GENEVA: The UN health agency on Tuesday (Feb 11) announced that “COVID-19” will be the official name of the deadly coronavirus from China, saying the disease represented a “very grave threat” for the world but there was a “realistic chance” of stopping it.
“We now have a name for the disease and it’s COVID-19,” World Health Organization chief Tedros Adhanom Ghebreyesus told reporters in Geneva. Tedros said that “co” stands for “corona”, “vi” for “virus” and “d” for “disease”, while “19” was for the year, as the outbreak was first identified on Dec 31.
Tedros said the name had been chosen to avoid references to a specific geographical location, animal species or group of people in line with international recommendations for naming aimed at preventing stigmatisation.
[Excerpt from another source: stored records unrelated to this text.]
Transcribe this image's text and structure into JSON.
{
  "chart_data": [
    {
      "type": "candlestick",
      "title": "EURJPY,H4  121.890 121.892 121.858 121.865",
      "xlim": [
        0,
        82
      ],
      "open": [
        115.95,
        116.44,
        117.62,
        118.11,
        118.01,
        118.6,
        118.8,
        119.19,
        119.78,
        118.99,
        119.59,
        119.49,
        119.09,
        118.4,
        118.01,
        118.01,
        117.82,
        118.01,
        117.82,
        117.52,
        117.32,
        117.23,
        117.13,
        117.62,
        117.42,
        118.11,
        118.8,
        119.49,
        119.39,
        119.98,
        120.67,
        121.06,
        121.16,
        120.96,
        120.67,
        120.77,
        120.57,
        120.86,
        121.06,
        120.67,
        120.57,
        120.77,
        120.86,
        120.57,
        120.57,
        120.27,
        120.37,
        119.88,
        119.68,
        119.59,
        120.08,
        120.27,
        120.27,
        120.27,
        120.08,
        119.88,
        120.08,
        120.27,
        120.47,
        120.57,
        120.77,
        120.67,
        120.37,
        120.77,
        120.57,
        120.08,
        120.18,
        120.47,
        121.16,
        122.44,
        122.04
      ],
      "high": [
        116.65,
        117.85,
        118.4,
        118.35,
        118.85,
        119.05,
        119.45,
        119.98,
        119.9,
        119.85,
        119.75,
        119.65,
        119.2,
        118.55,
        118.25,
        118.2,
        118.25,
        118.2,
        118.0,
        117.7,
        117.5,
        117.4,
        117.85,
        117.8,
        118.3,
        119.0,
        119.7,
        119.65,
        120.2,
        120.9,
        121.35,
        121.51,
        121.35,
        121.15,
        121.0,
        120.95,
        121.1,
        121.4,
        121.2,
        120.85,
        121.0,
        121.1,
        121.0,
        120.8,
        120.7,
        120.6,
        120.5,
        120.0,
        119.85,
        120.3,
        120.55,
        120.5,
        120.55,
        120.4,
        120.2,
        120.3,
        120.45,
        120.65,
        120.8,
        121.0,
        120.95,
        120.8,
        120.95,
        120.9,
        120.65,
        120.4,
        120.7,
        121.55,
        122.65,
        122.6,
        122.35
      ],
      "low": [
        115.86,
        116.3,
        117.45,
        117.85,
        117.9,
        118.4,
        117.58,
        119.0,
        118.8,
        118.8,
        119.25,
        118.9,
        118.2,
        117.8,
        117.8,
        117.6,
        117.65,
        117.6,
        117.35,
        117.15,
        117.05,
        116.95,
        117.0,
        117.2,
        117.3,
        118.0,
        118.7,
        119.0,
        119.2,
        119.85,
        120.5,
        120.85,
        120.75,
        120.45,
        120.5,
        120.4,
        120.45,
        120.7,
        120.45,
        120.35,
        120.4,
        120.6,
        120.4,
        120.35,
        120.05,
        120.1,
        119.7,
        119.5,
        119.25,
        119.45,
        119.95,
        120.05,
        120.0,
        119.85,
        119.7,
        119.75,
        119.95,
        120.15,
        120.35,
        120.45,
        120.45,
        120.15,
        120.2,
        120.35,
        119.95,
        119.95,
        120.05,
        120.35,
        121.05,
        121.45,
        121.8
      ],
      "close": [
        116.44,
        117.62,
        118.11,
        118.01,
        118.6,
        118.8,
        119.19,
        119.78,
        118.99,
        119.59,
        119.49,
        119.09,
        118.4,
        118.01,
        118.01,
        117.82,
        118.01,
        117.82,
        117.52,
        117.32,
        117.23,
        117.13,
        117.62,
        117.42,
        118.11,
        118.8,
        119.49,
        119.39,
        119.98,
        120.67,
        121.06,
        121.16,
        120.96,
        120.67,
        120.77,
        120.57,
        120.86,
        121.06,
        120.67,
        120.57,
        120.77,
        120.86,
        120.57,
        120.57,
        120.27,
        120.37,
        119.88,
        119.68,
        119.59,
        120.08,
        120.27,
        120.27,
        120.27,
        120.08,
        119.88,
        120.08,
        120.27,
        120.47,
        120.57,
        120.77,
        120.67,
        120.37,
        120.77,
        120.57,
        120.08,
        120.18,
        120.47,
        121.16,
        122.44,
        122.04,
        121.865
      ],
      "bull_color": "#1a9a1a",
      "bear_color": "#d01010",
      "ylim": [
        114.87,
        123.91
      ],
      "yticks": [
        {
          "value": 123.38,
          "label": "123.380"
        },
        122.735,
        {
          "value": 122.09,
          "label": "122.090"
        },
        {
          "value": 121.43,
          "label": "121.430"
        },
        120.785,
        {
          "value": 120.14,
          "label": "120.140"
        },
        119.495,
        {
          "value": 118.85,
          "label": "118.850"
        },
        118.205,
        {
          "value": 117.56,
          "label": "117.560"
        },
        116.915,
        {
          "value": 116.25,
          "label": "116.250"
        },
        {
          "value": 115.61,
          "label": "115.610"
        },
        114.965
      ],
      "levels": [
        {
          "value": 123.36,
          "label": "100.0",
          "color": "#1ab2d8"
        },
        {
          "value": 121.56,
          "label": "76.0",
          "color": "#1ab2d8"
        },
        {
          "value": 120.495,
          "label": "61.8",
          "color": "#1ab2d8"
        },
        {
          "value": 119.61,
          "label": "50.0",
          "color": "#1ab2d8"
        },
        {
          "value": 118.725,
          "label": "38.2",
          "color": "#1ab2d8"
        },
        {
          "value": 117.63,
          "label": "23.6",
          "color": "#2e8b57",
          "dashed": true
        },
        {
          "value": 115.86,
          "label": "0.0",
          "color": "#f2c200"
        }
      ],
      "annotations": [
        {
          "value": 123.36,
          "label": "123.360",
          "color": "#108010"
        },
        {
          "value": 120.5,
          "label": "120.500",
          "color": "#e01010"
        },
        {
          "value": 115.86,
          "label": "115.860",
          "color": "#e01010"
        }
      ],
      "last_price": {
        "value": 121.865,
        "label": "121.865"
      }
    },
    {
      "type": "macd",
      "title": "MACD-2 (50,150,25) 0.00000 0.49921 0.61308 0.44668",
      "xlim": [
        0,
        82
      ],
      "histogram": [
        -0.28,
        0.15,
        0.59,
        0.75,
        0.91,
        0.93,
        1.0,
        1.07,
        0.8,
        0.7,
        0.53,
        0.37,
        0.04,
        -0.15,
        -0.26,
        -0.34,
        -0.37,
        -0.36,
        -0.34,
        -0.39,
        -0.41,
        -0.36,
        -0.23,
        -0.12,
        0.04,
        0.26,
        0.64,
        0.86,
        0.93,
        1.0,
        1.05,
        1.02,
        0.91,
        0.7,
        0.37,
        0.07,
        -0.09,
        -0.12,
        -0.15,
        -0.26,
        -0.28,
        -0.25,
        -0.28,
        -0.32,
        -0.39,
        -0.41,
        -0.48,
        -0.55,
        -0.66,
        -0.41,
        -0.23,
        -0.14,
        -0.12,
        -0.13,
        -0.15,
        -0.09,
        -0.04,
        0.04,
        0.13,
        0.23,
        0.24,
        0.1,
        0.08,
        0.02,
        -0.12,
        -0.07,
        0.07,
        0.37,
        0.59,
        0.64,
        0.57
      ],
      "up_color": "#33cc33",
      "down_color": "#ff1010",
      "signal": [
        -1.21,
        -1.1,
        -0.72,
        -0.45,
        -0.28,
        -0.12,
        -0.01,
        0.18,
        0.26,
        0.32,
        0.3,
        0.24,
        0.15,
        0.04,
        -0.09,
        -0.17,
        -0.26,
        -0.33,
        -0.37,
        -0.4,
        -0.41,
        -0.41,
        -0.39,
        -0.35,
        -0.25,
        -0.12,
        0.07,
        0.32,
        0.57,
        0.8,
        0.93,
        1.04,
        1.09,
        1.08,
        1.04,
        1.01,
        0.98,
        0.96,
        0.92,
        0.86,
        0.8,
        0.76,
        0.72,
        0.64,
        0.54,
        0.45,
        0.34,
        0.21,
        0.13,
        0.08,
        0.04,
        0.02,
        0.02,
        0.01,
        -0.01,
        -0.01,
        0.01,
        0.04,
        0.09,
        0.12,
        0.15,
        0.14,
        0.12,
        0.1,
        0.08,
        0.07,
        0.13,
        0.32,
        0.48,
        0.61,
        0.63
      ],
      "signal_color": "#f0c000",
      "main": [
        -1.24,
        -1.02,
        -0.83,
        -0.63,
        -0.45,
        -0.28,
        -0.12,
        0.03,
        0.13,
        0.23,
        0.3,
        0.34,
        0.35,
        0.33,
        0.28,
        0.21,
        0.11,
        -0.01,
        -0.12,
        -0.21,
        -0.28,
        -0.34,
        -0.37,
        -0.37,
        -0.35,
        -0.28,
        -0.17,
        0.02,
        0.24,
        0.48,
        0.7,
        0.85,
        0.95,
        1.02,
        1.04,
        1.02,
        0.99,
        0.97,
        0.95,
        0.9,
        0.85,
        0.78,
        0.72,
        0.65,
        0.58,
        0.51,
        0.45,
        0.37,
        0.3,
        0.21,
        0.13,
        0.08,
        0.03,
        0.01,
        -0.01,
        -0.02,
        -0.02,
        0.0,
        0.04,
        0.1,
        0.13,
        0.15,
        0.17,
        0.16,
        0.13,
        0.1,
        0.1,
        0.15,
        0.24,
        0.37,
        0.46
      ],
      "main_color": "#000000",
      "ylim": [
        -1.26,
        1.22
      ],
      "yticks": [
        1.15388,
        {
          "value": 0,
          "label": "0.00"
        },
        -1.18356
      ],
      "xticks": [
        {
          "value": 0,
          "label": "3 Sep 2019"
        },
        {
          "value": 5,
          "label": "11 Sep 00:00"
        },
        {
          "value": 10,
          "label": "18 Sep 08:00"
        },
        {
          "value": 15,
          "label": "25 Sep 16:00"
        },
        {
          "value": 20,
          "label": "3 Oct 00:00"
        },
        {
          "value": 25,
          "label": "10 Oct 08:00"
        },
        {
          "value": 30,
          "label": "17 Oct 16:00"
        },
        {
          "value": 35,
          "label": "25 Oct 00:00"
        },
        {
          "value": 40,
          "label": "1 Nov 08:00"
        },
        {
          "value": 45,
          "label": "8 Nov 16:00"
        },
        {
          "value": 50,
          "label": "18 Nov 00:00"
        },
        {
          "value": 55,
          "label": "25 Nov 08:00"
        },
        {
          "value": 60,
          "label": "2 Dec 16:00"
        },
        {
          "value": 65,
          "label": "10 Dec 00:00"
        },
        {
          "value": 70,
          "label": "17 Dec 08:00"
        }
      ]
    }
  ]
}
WHO had earlier given the virus the temporary name of “2019-nCoV acute respiratory disease” and China’s National Health Commission this week said it was temporarily calling it “novel coronavirus pneumonia” or NCP.
Under a set of guidelines issued in 2015, WHO advises against using place names such as Ebola and Zika – where those diseases were first identified and which are now inevitably linked to them in the public mind.
More general names such as “Middle East Respiratory Syndrome” or “Spanish flu” are also now avoided as they can stigmatise entire regions or ethnic groups.
WHO also notes that using animal species in the name can create confusion, such as in 2009 when H1N1 was popularly referred to as “swine flu”.
This had a major impact on the pork industry even though the disease was being spread by people rather than pigs.